Overall, Victory exceeded my expectations. As a history grad student, I found much to critique, of course. For example, it seems to be very much an urban, white, gay male story. Lesbians play a role, but they are largely given short shrift. Transgender people are almost nowhere to be found. Communities of color are not explored (E. Patrick Johnson's book Sweet Tea: Black Gay Men of the South comes to mind). And then there's Hirshman's focus on the coasts. Now, to be sure, a lot of the "action" in the gay movement happened in New York and San Francisco. But there is a much more complicated story to be told, one that includes places such as Philadelphia, Houston, the rural South (John Howard's very important book Men Like That: A Southern Queer History is not even listed in the bibliography), the Midwest, and elsewhere. Truth be told, we probably don't need another survey of gay history. Michael Bronski and John Loughery have done incredible jobs in that department already--in much richer, more complex ways.
Of course, there's only so much one can do in 340 pages. But the point is that the urban-centric, transgender-excluding, white-male-heavy approach has already been done. Hirshman does not add much new to the literature. What we have in Hirshman's book is a history of gay institutions in the United States--a history very familiar to scholars. But there's something to be said for its simplicity, its freshness (discussing very current events, for example), and its argument. It's definitely a book for those not completely familiar with gay history. For those who don't know the names and events, there is much to be gleaned from it. And even those who are well-read on gay history will find something in the book, even if you skim over much of it.
What I like most is Hirshman's seamless connection between gay history and events that are still unfolding today.

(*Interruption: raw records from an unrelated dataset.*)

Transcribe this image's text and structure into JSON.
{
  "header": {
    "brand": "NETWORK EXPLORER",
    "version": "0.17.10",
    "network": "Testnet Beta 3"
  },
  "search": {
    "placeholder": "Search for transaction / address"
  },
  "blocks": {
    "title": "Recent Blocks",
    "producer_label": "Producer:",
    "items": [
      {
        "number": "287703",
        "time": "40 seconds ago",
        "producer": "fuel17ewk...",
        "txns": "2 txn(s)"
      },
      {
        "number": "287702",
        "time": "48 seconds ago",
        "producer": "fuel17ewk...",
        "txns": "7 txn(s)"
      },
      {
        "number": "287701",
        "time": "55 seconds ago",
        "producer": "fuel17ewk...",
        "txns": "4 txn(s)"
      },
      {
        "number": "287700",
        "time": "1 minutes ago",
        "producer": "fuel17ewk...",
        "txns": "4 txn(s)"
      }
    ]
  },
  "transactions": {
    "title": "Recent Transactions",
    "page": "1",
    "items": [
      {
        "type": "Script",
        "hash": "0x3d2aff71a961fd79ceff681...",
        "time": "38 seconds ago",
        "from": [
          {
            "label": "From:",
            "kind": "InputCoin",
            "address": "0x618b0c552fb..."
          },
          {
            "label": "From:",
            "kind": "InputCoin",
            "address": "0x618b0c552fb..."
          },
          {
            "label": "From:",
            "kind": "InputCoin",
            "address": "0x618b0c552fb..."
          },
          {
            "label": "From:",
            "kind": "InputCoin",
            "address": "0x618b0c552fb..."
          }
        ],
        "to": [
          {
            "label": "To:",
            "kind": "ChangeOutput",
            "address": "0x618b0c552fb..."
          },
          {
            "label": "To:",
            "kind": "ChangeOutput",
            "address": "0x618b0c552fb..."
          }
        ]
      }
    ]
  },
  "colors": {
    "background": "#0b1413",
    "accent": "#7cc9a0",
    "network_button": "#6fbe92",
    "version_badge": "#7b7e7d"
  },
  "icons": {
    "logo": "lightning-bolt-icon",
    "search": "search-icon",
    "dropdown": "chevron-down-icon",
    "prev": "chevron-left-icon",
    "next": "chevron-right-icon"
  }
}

By connecting today's battles with our history as a despised minority, she reminds us that our struggles today aren't new, but are rather an extension of our history fighting for inclusion in the liberal state. We've won before, and we will win again. And, I would argue (perhaps more than most), we've already largely won the battle for equal rights due to the significantly more accepting views on homosexuality the younger generations hold.
Despite its very real limitations and flaws, Victory is a solid, well-written book that deserves a wide readership. As for me, I'll be ordering a copy for my shelf. If I were you, I'd order a copy, too.